Wednesday, February 20, 2008

so we want to do a beowulf?

ya right.. considering the extremely boring notion of running a simulation for a week and then finding out that the simulation parameters were wrong in the first place.. and then having to re-run it again and again.. (we're iterative learners, but you know that right?). i've been through that before and dont intend to be that again..

hence the beowulf.. now time for some terminology clarification..
  • beowulf, as you must have guessed is not beowulf, the movie. seriously.. no one can do a movie.. a group of linux/unix machines doing the same code is more like it.. something like a 400 core processor.. hah! we beat core2duo big time.. anyways.. most supercomputers are something like large beowulfs..
  • next comes dear MPI. message passing interface: this dude-ic C/C++ library allows such a these machines we talked about to communicate and do the codes we talked about without over- or under-doing it.
  • SSH: the backbone.. MPI executes commands through secure shell access

as for what we plan to do with this monster of a cluster, we haven't a final idea.. what i'd propose is some kind of dna simulation for a start, since i'm already familiar with the software and procedures.. other things that can be done would be doing the mersenne thing (http://www.mersenne.org/), as suggested by vinayakzark, who shall be generously contributing to the cluster soon. more ideas are awaited..

Saturday, February 16, 2008

Sharing our sharing experience

MPI was successfully installed on 3 comps today (Thanks to Krishna for giving his comp for this project).
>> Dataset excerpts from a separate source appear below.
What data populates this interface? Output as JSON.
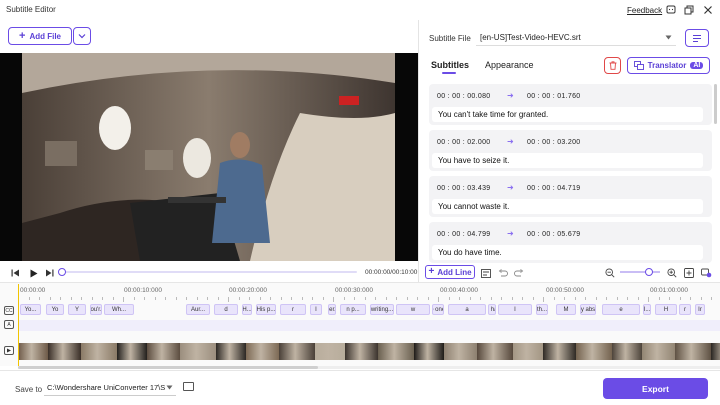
{
  "titlebar": {
    "title": "Subtitle Editor",
    "feedback": "Feedback"
  },
  "toolbar": {
    "add_file": "Add File"
  },
  "subtitle_file": {
    "label": "Subtitle File",
    "value": "[en-US]Test-Video-HEVC.srt"
  },
  "tabs": [
    {
      "label": "Subtitles",
      "active": true
    },
    {
      "label": "Appearance",
      "active": false
    }
  ],
  "translator": {
    "label": "Translator",
    "badge": "AI"
  },
  "subtitles": [
    {
      "start": "00 : 00 : 00.080",
      "end": "00 : 00 : 01.760",
      "text": "You can't take time for granted."
    },
    {
      "start": "00 : 00 : 02.000",
      "end": "00 : 00 : 03.200",
      "text": "You have to seize it."
    },
    {
      "start": "00 : 00 : 03.439",
      "end": "00 : 00 : 04.719",
      "text": "You cannot waste it."
    },
    {
      "start": "00 : 00 : 04.799",
      "end": "00 : 00 : 05.679",
      "text": "You do have time."
    }
  ],
  "player": {
    "time": "00:00:00/00:10:00",
    "progress": 0.0
  },
  "timeline": {
    "add_line": "Add Line",
    "ruler": [
      "00:00:00",
      "00:00:10:000",
      "00:00:20:000",
      "00:00:30:000",
      "00:00:40:000",
      "00:00:50:000",
      "00:01:00:000"
    ],
    "chips": [
      "Yo...",
      "Yo",
      "Y",
      "You'r...",
      "Wh...",
      "Aur...",
      "d",
      "H...",
      "His p...",
      "r",
      "I",
      "Ner...",
      "n p...",
      "writing...",
      "w",
      "No one...",
      "a",
      "He ha...",
      "I",
      "th...",
      "M",
      "my abs...",
      "e",
      "I...",
      "H",
      "r",
      "Ir"
    ]
  },
  "footer": {
    "save_label": "Save to",
    "save_path": "C:\\Wondershare UniConverter 17\\S",
    "export": "Export"
  },
  "colors": {
    "accent": "#6b4ce6",
    "danger": "#e04848",
    "playhead": "#f2c500"
  }
}
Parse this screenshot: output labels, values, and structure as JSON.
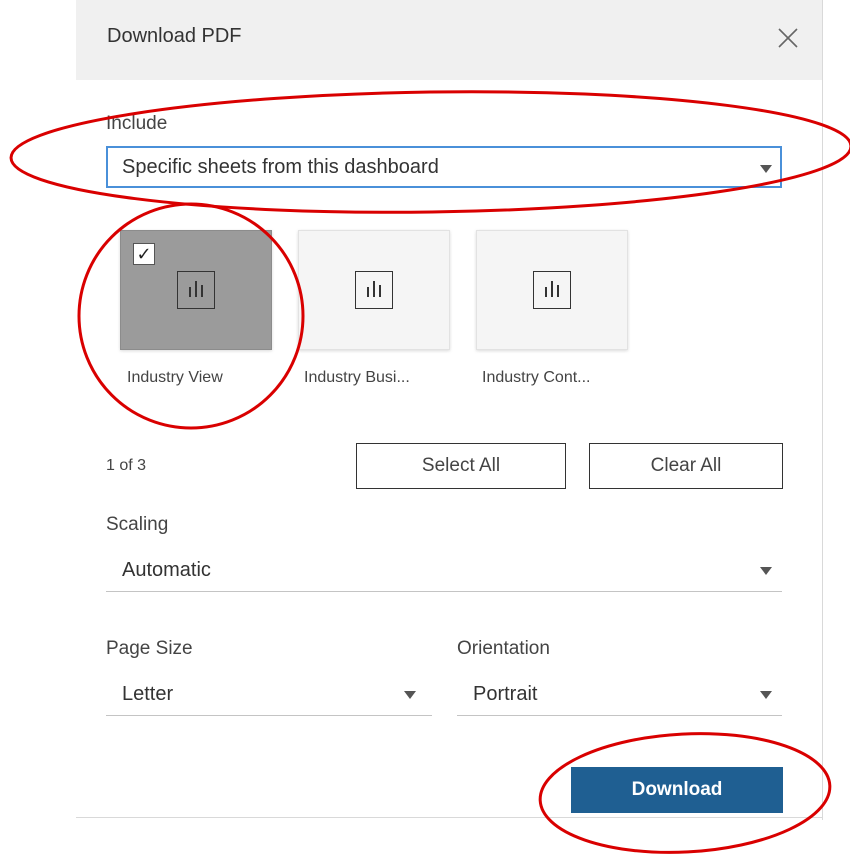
{
  "dialog": {
    "title": "Download PDF",
    "close_icon": "close-icon"
  },
  "include": {
    "label": "Include",
    "value": "Specific sheets from this dashboard"
  },
  "sheets": [
    {
      "label": "Industry View",
      "selected": true,
      "icon": "chart-icon"
    },
    {
      "label": "Industry Busi...",
      "selected": false,
      "icon": "chart-icon"
    },
    {
      "label": "Industry Cont...",
      "selected": false,
      "icon": "chart-icon"
    }
  ],
  "selection": {
    "count": "1 of 3",
    "select_all": "Select All",
    "clear_all": "Clear All"
  },
  "scaling": {
    "label": "Scaling",
    "value": "Automatic"
  },
  "page_size": {
    "label": "Page Size",
    "value": "Letter"
  },
  "orientation": {
    "label": "Orientation",
    "value": "Portrait"
  },
  "actions": {
    "download": "Download"
  },
  "colors": {
    "primary": "#1f5f92",
    "focus_border": "#4a90d9",
    "annotation": "#d90000",
    "selected_thumb": "#9b9b9b"
  }
}
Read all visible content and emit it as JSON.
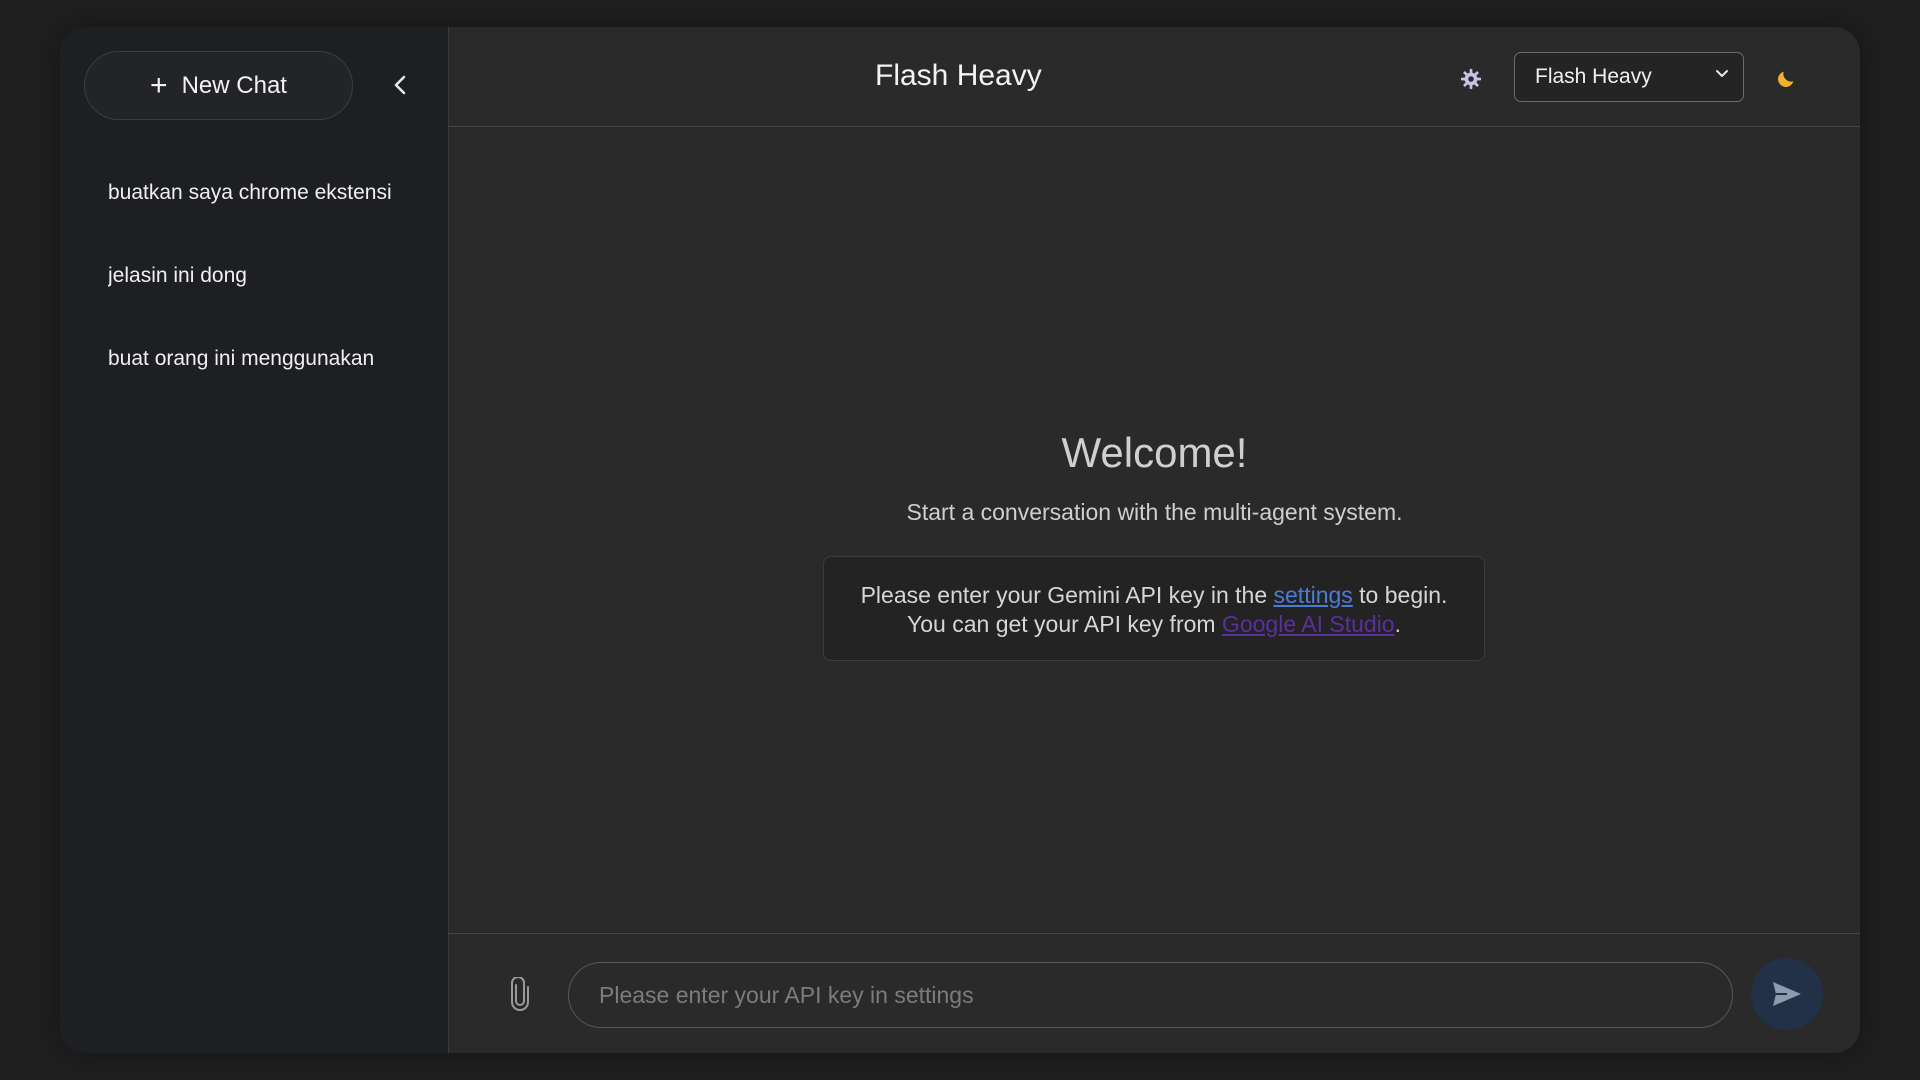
{
  "sidebar": {
    "new_chat_label": "New Chat",
    "history": [
      {
        "title": "buatkan saya chrome ekstensi"
      },
      {
        "title": "jelasin ini dong"
      },
      {
        "title": "buat orang ini menggunakan"
      }
    ]
  },
  "header": {
    "title": "Flash Heavy",
    "model_selected": "Flash Heavy"
  },
  "welcome": {
    "heading": "Welcome!",
    "subtitle": "Start a conversation with the multi-agent system.",
    "notice_prefix": "Please enter your Gemini API key in the ",
    "notice_link": "settings",
    "notice_suffix": " to begin.",
    "notice_line2_prefix": "You can get your API key from ",
    "notice_line2_link": "Google AI Studio",
    "notice_line2_suffix": "."
  },
  "composer": {
    "placeholder": "Please enter your API key in settings",
    "value": ""
  },
  "colors": {
    "background": "#1f1f20",
    "panel": "#2a2a2a",
    "sidebar": "#1e1f22",
    "link": "#4a7bd6",
    "visited_link": "#5b2f9c",
    "send_button": "#223048",
    "moon": "#f0b030"
  },
  "icons": {
    "plus": "plus-icon",
    "collapse": "chevron-left-icon",
    "settings": "gear-icon",
    "dropdown": "chevron-down-icon",
    "theme": "moon-icon",
    "attach": "paperclip-icon",
    "send": "send-icon"
  }
}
We wrote down same passwords in the .mpd.conf files on the 3 nodes (TMI I know). We changed the ssh too and our firewall settings. Running the client-server pairs on two computers worked successfully. However, we encountered problems trying to make a ring running mpdboot on ssh on the 2 other nodes from the same comp. Right now we attribute this problem to ssh sessions requiring passwords. After checking out the links [1] and [2] we hope to get the thing fixed tomorrow using silent logins.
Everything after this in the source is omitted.